Muslim stalker kills Hindu man for opposing harassment of niece – Bangladesh

A young man was beaten to death by a stalker at Paschim Sonabaji in Nawabganj of Keraniganj upazila, Bangladesh on Monday night, for allegedly protesting the harassment of his niece. The deceased was identified as Bhakta Chandra Sarker, 22.

Sub-inspector Jalal of Nawabganj police station said Hasan, a local young man, tried to harass Bhakta’s niece Koheli Chandra during a religious Kirtan (group singing of devotional Dharmic songs), at their house around 9 pm. As Bhakta protested the incident, Hasan hit him with a rod, leaving him critically injured. He was taken to Nawabganj Health Complex where doctors declared him dead. Hasan went into hiding after the incident.

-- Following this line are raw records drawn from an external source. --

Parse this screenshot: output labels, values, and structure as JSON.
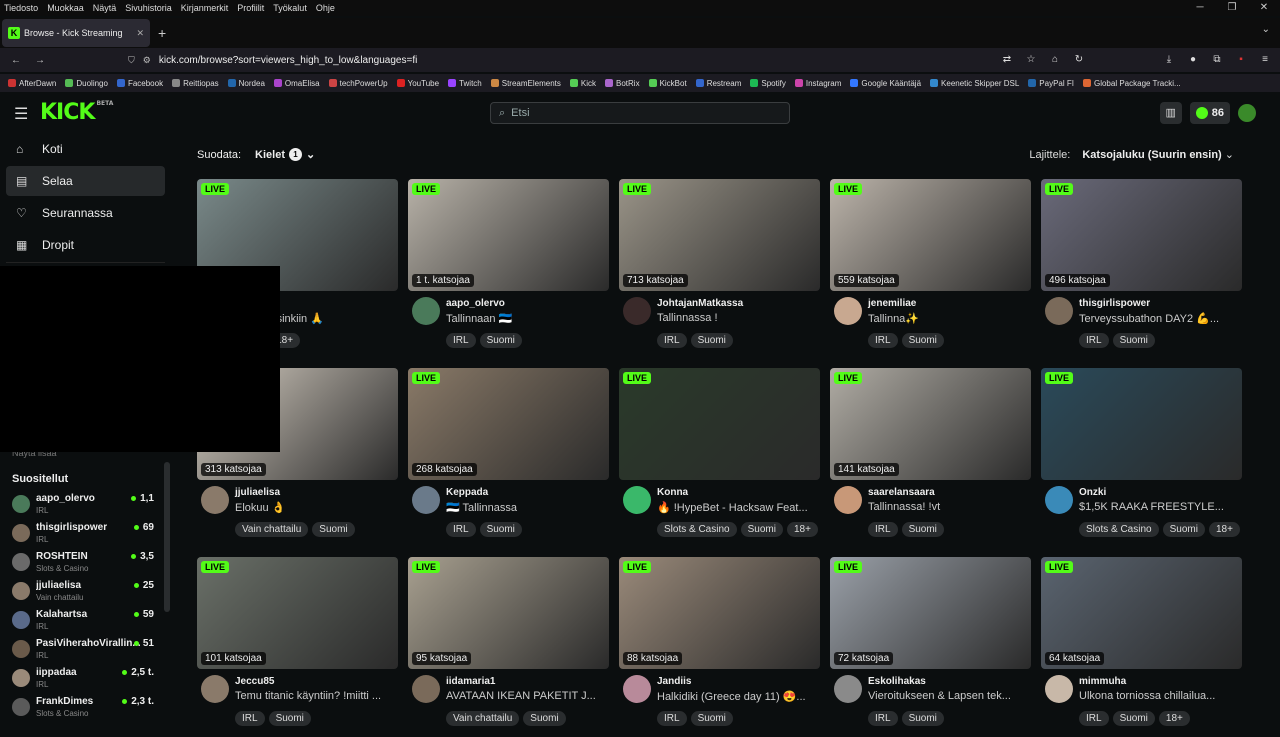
{
  "menubar": [
    "Tiedosto",
    "Muokkaa",
    "Näytä",
    "Sivuhistoria",
    "Kirjanmerkit",
    "Profiilit",
    "Työkalut",
    "Ohje"
  ],
  "tab": {
    "title": "Browse - Kick Streaming",
    "favicon": "K"
  },
  "url": "kick.com/browse?sort=viewers_high_to_low&languages=fi",
  "bookmarks": [
    "AfterDawn",
    "Duolingo",
    "Facebook",
    "Reittiopas",
    "Nordea",
    "OmaElisa",
    "techPowerUp",
    "YouTube",
    "Twitch",
    "StreamElements",
    "Kick",
    "BotRix",
    "KickBot",
    "Restream",
    "Spotify",
    "Instagram",
    "Google Kääntäjä",
    "Keenetic Skipper DSL",
    "PayPal FI",
    "Global Package Tracki..."
  ],
  "header": {
    "logo": "KICK",
    "logo_beta": "BETA",
    "search_placeholder": "Etsi",
    "coins": "86"
  },
  "nav": [
    {
      "label": "Koti",
      "icon": "home-icon",
      "glyph": "⌂"
    },
    {
      "label": "Selaa",
      "icon": "browse-icon",
      "glyph": "▤"
    },
    {
      "label": "Seurannassa",
      "icon": "heart-icon",
      "glyph": "♡"
    },
    {
      "label": "Dropit",
      "icon": "gift-icon",
      "glyph": "▦"
    }
  ],
  "sidebar": {
    "show_more": "Näytä lisää",
    "suggested_title": "Suositellut",
    "suggested": [
      {
        "name": "aapo_olervo",
        "category": "IRL",
        "viewers": "1,1",
        "color": "#4a7a5a"
      },
      {
        "name": "thisgirlispower",
        "category": "IRL",
        "viewers": "69",
        "color": "#7a6a5a"
      },
      {
        "name": "ROSHTEIN",
        "category": "Slots & Casino",
        "viewers": "3,5",
        "color": "#6a6a6a"
      },
      {
        "name": "jjuliaelisa",
        "category": "Vain chattailu",
        "viewers": "25",
        "color": "#8a7a6a"
      },
      {
        "name": "Kalahartsa",
        "category": "IRL",
        "viewers": "59",
        "color": "#5a6a8a"
      },
      {
        "name": "PasiViherahoVirallin...",
        "category": "IRL",
        "viewers": "51",
        "color": "#6a5a4a"
      },
      {
        "name": "iippadaa",
        "category": "IRL",
        "viewers": "2,5 t.",
        "color": "#9a8a7a"
      },
      {
        "name": "FrankDimes",
        "category": "Slots & Casino",
        "viewers": "2,3 t.",
        "color": "#5a5a5a"
      }
    ]
  },
  "filter": {
    "label": "Suodata:",
    "languages": "Kielet",
    "count": "1"
  },
  "sort": {
    "label": "Lajittele:",
    "value": "Katsojaluku (Suurin ensin)"
  },
  "live_label": "LIVE",
  "streams": [
    {
      "name": "",
      "title": "tuloa helsinkiin 🙏",
      "viewers": "",
      "tags": [
        "omi",
        "18+"
      ],
      "thumb": "#7a8a8a",
      "avatar": "#aa8866"
    },
    {
      "name": "aapo_olervo",
      "title": "Tallinnaan 🇪🇪",
      "viewers": "1 t. katsojaa",
      "tags": [
        "IRL",
        "Suomi"
      ],
      "thumb": "#b8b2a8",
      "avatar": "#4a7a5a"
    },
    {
      "name": "JohtajanMatkassa",
      "title": "Tallinnassa !",
      "viewers": "713 katsojaa",
      "tags": [
        "IRL",
        "Suomi"
      ],
      "thumb": "#9a9488",
      "avatar": "#3a2a2a"
    },
    {
      "name": "jenemiliae",
      "title": "Tallinna✨",
      "viewers": "559 katsojaa",
      "tags": [
        "IRL",
        "Suomi"
      ],
      "thumb": "#bcb4aa",
      "avatar": "#c8a890"
    },
    {
      "name": "thisgirlispower",
      "title": "Terveyssubathon DAY2 💪...",
      "viewers": "496 katsojaa",
      "tags": [
        "IRL",
        "Suomi"
      ],
      "thumb": "#6a6a7a",
      "avatar": "#7a6a5a"
    },
    {
      "name": "jjuliaelisa",
      "title": "Elokuu 👌",
      "viewers": "313 katsojaa",
      "tags": [
        "Vain chattailu",
        "Suomi"
      ],
      "thumb": "#d8d0c4",
      "avatar": "#8a7a6a"
    },
    {
      "name": "Keppada",
      "title": "🇪🇪 Tallinnassa",
      "viewers": "268 katsojaa",
      "tags": [
        "IRL",
        "Suomi"
      ],
      "thumb": "#8a7a68",
      "avatar": "#6a7a8a"
    },
    {
      "name": "Konna",
      "title": "🔥 !HypeBet - Hacksaw Feat...",
      "viewers": "",
      "tags": [
        "Slots & Casino",
        "Suomi",
        "18+"
      ],
      "thumb": "#2a3a2a",
      "avatar": "#3ab86a"
    },
    {
      "name": "saarelansaara",
      "title": "Tallinnassa! !vt",
      "viewers": "141 katsojaa",
      "tags": [
        "IRL",
        "Suomi"
      ],
      "thumb": "#b0aca4",
      "avatar": "#c89878"
    },
    {
      "name": "Onzki",
      "title": "$1,5K RAAKA FREESTYLE...",
      "viewers": "",
      "tags": [
        "Slots & Casino",
        "Suomi",
        "18+"
      ],
      "thumb": "#2a4a5a",
      "avatar": "#3a8ab8"
    },
    {
      "name": "Jeccu85",
      "title": "Temu titanic käyntiin? !miitti ...",
      "viewers": "101 katsojaa",
      "tags": [
        "IRL",
        "Suomi"
      ],
      "thumb": "#6a7068",
      "avatar": "#8a7a6a"
    },
    {
      "name": "iidamaria1",
      "title": "AVATAAN IKEAN PAKETIT J...",
      "viewers": "95 katsojaa",
      "tags": [
        "Vain chattailu",
        "Suomi"
      ],
      "thumb": "#a8a090",
      "avatar": "#7a6a5a"
    },
    {
      "name": "Jandiis",
      "title": "Halkidiki (Greece day 11) 😍...",
      "viewers": "88 katsojaa",
      "tags": [
        "IRL",
        "Suomi"
      ],
      "thumb": "#9a8a7a",
      "avatar": "#b88a9a"
    },
    {
      "name": "Eskolihakas",
      "title": "Vieroitukseen & Lapsen tek...",
      "viewers": "72 katsojaa",
      "tags": [
        "IRL",
        "Suomi"
      ],
      "thumb": "#9aa0a8",
      "avatar": "#8a8a8a"
    },
    {
      "name": "mimmuha",
      "title": "Ulkona torniossa chillailua...",
      "viewers": "64 katsojaa",
      "tags": [
        "IRL",
        "Suomi",
        "18+"
      ],
      "thumb": "#5a6470",
      "avatar": "#c8b8a8"
    }
  ]
}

Attacks on Hindus and other minorities are common in Bangladesh, a nation with over 90% Muslim population. The Hindu population in Bangladesh has witnessed a steep fall from 22% of total population in 1951 (in then East Pakistan) to under 9% today. An eminent Bangladeshi researcher recently predicted ‘No Hindus will be left (in Bangladesh) after 30 years,’ as he estimated around 774 Hindus flee the country each day to neighboring Bharat, to escape persecution at the hand of the Bangladeshi state and Islamist radicals.

Secularism is one of the four fundamental principles according to the original 1972 Constitution of Bangladesh. The secularism principle was removed from the constitution in 1977 by Ziaur Rahman, replaced with a statement of “absolute trust and faith in Almighty Allah”, and Islam was declared the state religion in 1988. In 2010, the Bangladesh Supreme Court restored secularism as one of the basic tenets of the constitution, but pradoxically retained Islam as the state religion. Just last year, the court rejected a 28-year-old petition to revoke the constitutional provision declaring Islam as the state’s religion, much to the disappointment of the nation’s minorities

Bangladesh has witnessed a spate of beheadings of Hindu priests in the last 1 year, coinciding with similar brutal hackings of liberal Muslims and atheist bloggers, by suspected Jamaat-ul Mujahideen Bangladesh (JMB) and Islamic State terrorists. In July 2016, 5 IS jihadis, incidentally well-educated and from rich families, stormed the upscale Gulshan cafe in Dhaka and killed 29 people. One of the dead included 19 year old Bharatiya national Tarishi Jain who was killed as she couldn’t recite from the Quran.

The threat from Islamist terror notwithstanding, low-intensity attacks and persecution of Hindus is rampant in Bangladesh. The country’s democratic politics is divided between the hardline Bangladesh Nationalist Party (BNP) which has allied with the Islamist organization Jamaat-e-Islami in the past, and the ‘secular’ Awami League led by PM Sheikh Hasina.

Around Diwali last year, organized mob violence against Hindus started in Brahmanbaria‘s Nasirnagar upazila and soon spread to other parts of the country – 22 temples were demolished and over 200 houses burnt. The trigger was an alleged blasphemous Facebook post by a poor Hindu fisherman Rasraj Das (27). Das was arrested and granted bail after 2 months, when a forensic report showed no evidence that he had posted any photograph on Facebook that hurt religious sentiments.

In Jan, the police arrested the Awami League backed Haripur Union Parishad chairman Dewan Atikur Rahman Akhi in connection with the attack. Awami League Minister Mohammad Sayedul Haque (Minister for Fisheries and Livestock), also MP from Brahmanbaria, visited his constituency 72 hours after the Islamist attacks, and delivered a hate speech abusing Hindus as “Maluyaner Bachyara” (children of Kafirs) and tried to intimidate the media for covering the attacks. National Human Rights Commission (NHRC) of Bangladesh said that the attack was part of a well-orchestrated plan aimed at grabbing lands of the minority community.

Incidentally, despite such egregious violations of human rights of religious minorities in Bangladesh, the US Commission on International Religious Freedom (USCIRF), a quasi-governmental advisory body in USA, ranks Bharat as a Tier 2 country of ‘particular concern’ whereas Bangladesh ranks lower under ‘Other Countries and Regions Monitored.’

It remains to be seen whether the Government of Bharat will take up the issue of Hindu persecution in Bangladesh when PM Sheikh Hasina comes on a state visit next month.